Thanks for the input, I really appreciate it!

The linker pragma is actually just for exporting the functions; I use LoadLibrary() and Co. to manage my DLLs. I've solved the load/free issue by implementing DLL manager functions into my kernel class. So, instead of:

dbtb::DllFile MyDll;
return 0;
/* yada yada yada */

I now have:

// MyKernel is an instance of my Kernel class
// The second parameter for LoadDll()
// tells the kernel if it is a required DLL.
DllHandle MyDll = MyKernel.LoadDll("SomeDll.dll", true);
/* yada yada yada */
MyDll.Free(); // Not necessary, as soon as MyDll goes out of scope
// The library is freed.

The destructor for my Kernel class free's any DLL's loaded by the application and _CrtDumpMemoryLeaks() is called after I delete my kernel.

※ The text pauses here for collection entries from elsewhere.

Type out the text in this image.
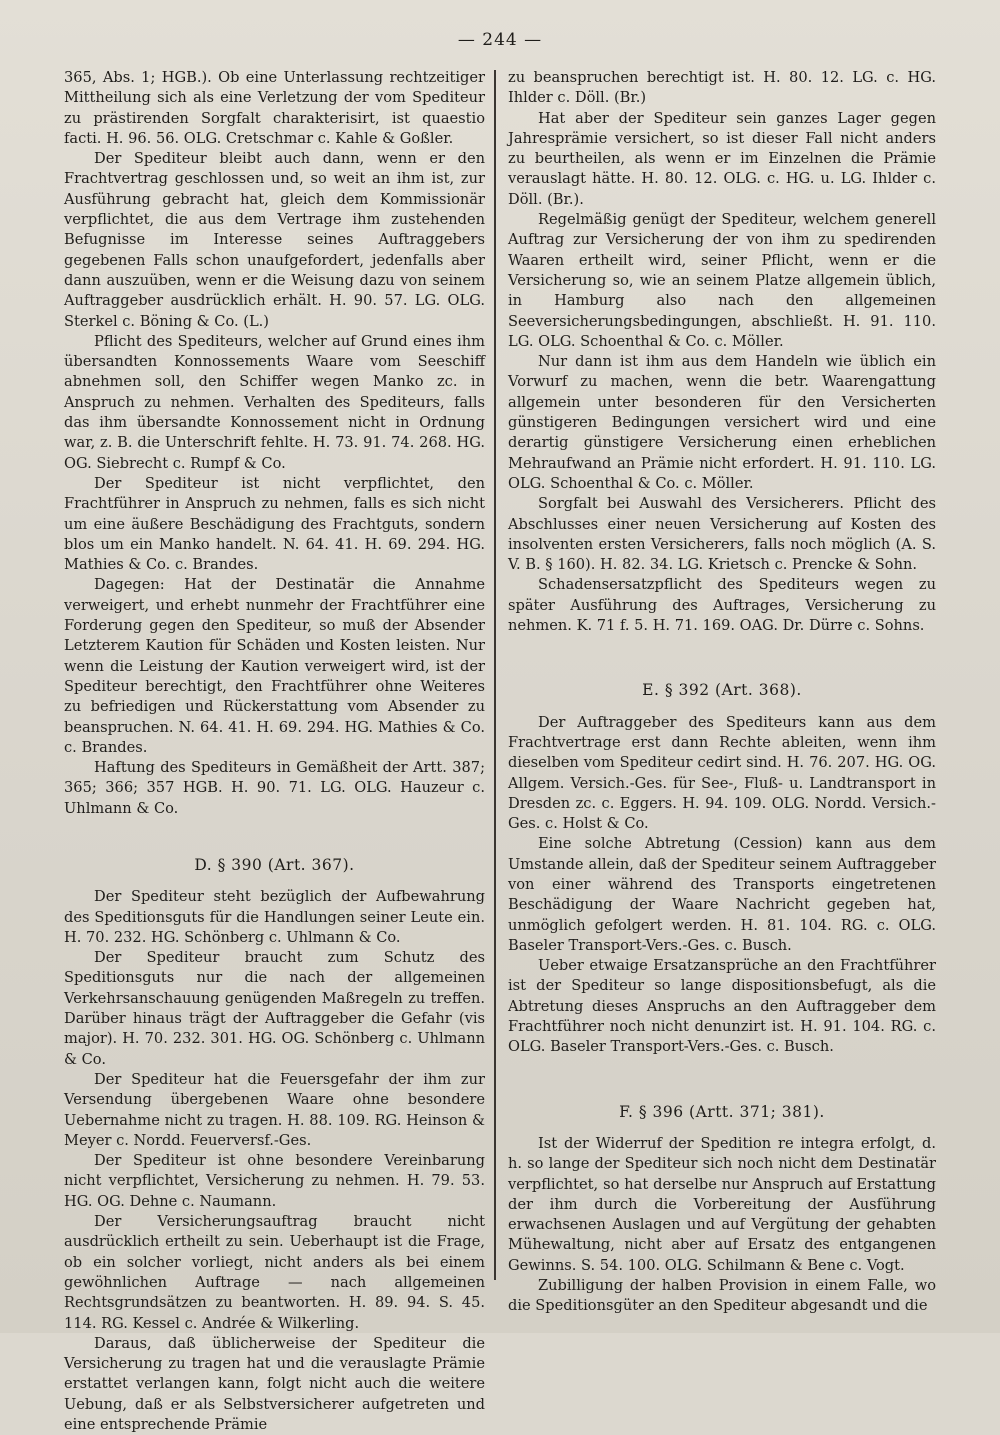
— 244 —

365, Abs. 1; HGB.). Ob eine Unterlassung rechtzeitiger Mittheilung sich als eine Verletzung der vom Spediteur zu prästirenden Sorgfalt charakterisirt, ist quaestio facti. H. 96. 56. OLG. Cretschmar c. Kahle & Goßler.

Der Spediteur bleibt auch dann, wenn er den Frachtvertrag geschlossen und, so weit an ihm ist, zur Ausführung gebracht hat, gleich dem Kommissionär verpflichtet, die aus dem Vertrage ihm zustehenden Befugnisse im Interesse seines Auftraggebers gegebenen Falls schon unaufgefordert, jedenfalls aber dann auszuüben, wenn er die Weisung dazu von seinem Auftraggeber ausdrücklich erhält. H. 90. 57. LG. OLG. Sterkel c. Böning & Co. (L.)

Pflicht des Spediteurs, welcher auf Grund eines ihm übersandten Konnossements Waare vom Seeschiff abnehmen soll, den Schiffer wegen Manko zc. in Anspruch zu nehmen. Verhalten des Spediteurs, falls das ihm übersandte Konnossement nicht in Ordnung war, z. B. die Unterschrift fehlte. H. 73. 91. 74. 268. HG. OG. Siebrecht c. Rumpf & Co.

Der Spediteur ist nicht verpflichtet, den Frachtführer in Anspruch zu nehmen, falls es sich nicht um eine äußere Beschädigung des Frachtguts, sondern blos um ein Manko handelt. N. 64. 41. H. 69. 294. HG. Mathies & Co. c. Brandes.

Dagegen: Hat der Destinatär die Annahme verweigert, und erhebt nunmehr der Frachtführer eine Forderung gegen den Spediteur, so muß der Absender Letzterem Kaution für Schäden und Kosten leisten. Nur wenn die Leistung der Kaution verweigert wird, ist der Spediteur berechtigt, den Frachtführer ohne Weiteres zu befriedigen und Rückerstattung vom Absender zu beanspruchen. N. 64. 41. H. 69. 294. HG. Mathies & Co. c. Brandes.

Haftung des Spediteurs in Gemäßheit der Artt. 387; 365; 366; 357 HGB. H. 90. 71. LG. OLG. Hauzeur c. Uhlmann & Co.

D. § 390 (Art. 367).

Der Spediteur steht bezüglich der Aufbewahrung des Speditionsguts für die Handlungen seiner Leute ein. H. 70. 232. HG. Schönberg c. Uhlmann & Co.

Der Spediteur braucht zum Schutz des Speditionsguts nur die nach der allgemeinen Verkehrsanschauung genügenden Maßregeln zu treffen. Darüber hinaus trägt der Auftraggeber die Gefahr (vis major). H. 70. 232. 301. HG. OG. Schönberg c. Uhlmann & Co.

Der Spediteur hat die Feuersgefahr der ihm zur Versendung übergebenen Waare ohne besondere Uebernahme nicht zu tragen. H. 88. 109. RG. Heinson & Meyer c. Nordd. Feuerversf.-Ges.

Der Spediteur ist ohne besondere Vereinbarung nicht verpflichtet, Versicherung zu nehmen. H. 79. 53. HG. OG. Dehne c. Naumann.

Der Versicherungsauftrag braucht nicht ausdrücklich ertheilt zu sein. Ueberhaupt ist die Frage, ob ein solcher vorliegt, nicht anders als bei einem gewöhnlichen Auftrage — nach allgemeinen Rechtsgrundsätzen zu beantworten. H. 89. 94. S. 45. 114. RG. Kessel c. Andrée & Wilkerling.

Daraus, daß üblicherweise der Spediteur die Versicherung zu tragen hat und die verauslagte Prämie erstattet verlangen kann, folgt nicht auch die weitere Uebung, daß er als Selbstversicherer aufgetreten und eine entsprechende Prämie

zu beanspruchen berechtigt ist. H. 80. 12. LG. c. HG. Ihlder c. Döll. (Br.)

Hat aber der Spediteur sein ganzes Lager gegen Jahresprämie versichert, so ist dieser Fall nicht anders zu beurtheilen, als wenn er im Einzelnen die Prämie verauslagt hätte. H. 80. 12. OLG. c. HG. u. LG. Ihlder c. Döll. (Br.).

Regelmäßig genügt der Spediteur, welchem generell Auftrag zur Versicherung der von ihm zu spedirenden Waaren ertheilt wird, seiner Pflicht, wenn er die Versicherung so, wie an seinem Platze allgemein üblich, in Hamburg also nach den allgemeinen Seeversicherungsbedingungen, abschließt. H. 91. 110. LG. OLG. Schoenthal & Co. c. Möller.

Nur dann ist ihm aus dem Handeln wie üblich ein Vorwurf zu machen, wenn die betr. Waarengattung allgemein unter besonderen für den Versicherten günstigeren Bedingungen versichert wird und eine derartig günstigere Versicherung einen erheblichen Mehraufwand an Prämie nicht erfordert. H. 91. 110. LG. OLG. Schoenthal & Co. c. Möller.

Sorgfalt bei Auswahl des Versicherers. Pflicht des Abschlusses einer neuen Versicherung auf Kosten des insolventen ersten Versicherers, falls noch möglich (A. S. V. B. § 160). H. 82. 34. LG. Krietsch c. Prencke & Sohn.

Schadensersatzpflicht des Spediteurs wegen zu später Ausführung des Auftrages, Versicherung zu nehmen. K. 71 f. 5. H. 71. 169. OAG. Dr. Dürre c. Sohns.

E. § 392 (Art. 368).

Der Auftraggeber des Spediteurs kann aus dem Frachtvertrage erst dann Rechte ableiten, wenn ihm dieselben vom Spediteur cedirt sind. H. 76. 207. HG. OG. Allgem. Versich.-Ges. für See-, Fluß- u. Landtransport in Dresden zc. c. Eggers. H. 94. 109. OLG. Nordd. Versich.-Ges. c. Holst & Co.

Eine solche Abtretung (Cession) kann aus dem Umstande allein, daß der Spediteur seinem Auftraggeber von einer während des Transports eingetretenen Beschädigung der Waare Nachricht gegeben hat, unmöglich gefolgert werden. H. 81. 104. RG. c. OLG. Baseler Transport-Vers.-Ges. c. Busch.

Ueber etwaige Ersatzansprüche an den Frachtführer ist der Spediteur so lange dispositionsbefugt, als die Abtretung dieses Anspruchs an den Auftraggeber dem Frachtführer noch nicht denunzirt ist. H. 91. 104. RG. c. OLG. Baseler Transport-Vers.-Ges. c. Busch.

F. § 396 (Artt. 371; 381).

Ist der Widerruf der Spedition re integra erfolgt, d. h. so lange der Spediteur sich noch nicht dem Destinatär verpflichtet, so hat derselbe nur Anspruch auf Erstattung der ihm durch die Vorbereitung der Ausführung erwachsenen Auslagen und auf Vergütung der gehabten Mühewaltung, nicht aber auf Ersatz des entgangenen Gewinns. S. 54. 100. OLG. Schilmann & Bene c. Vogt.

Zubilligung der halben Provision in einem Falle, wo die Speditionsgüter an den Spediteur abgesandt und die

The scope issue is something that I was aware of; I tried to circumvent it with atexit(), but that didn't help. I hate to assume this, but I think it was a phantom leak or memory corruption from earlier in my coding session, because as soon as I restarted my computer, it disappeared completely. I'll keep the singleton idea in mind though, in case it comes up again; I'm not entirely sure when functions added with atexit() are called.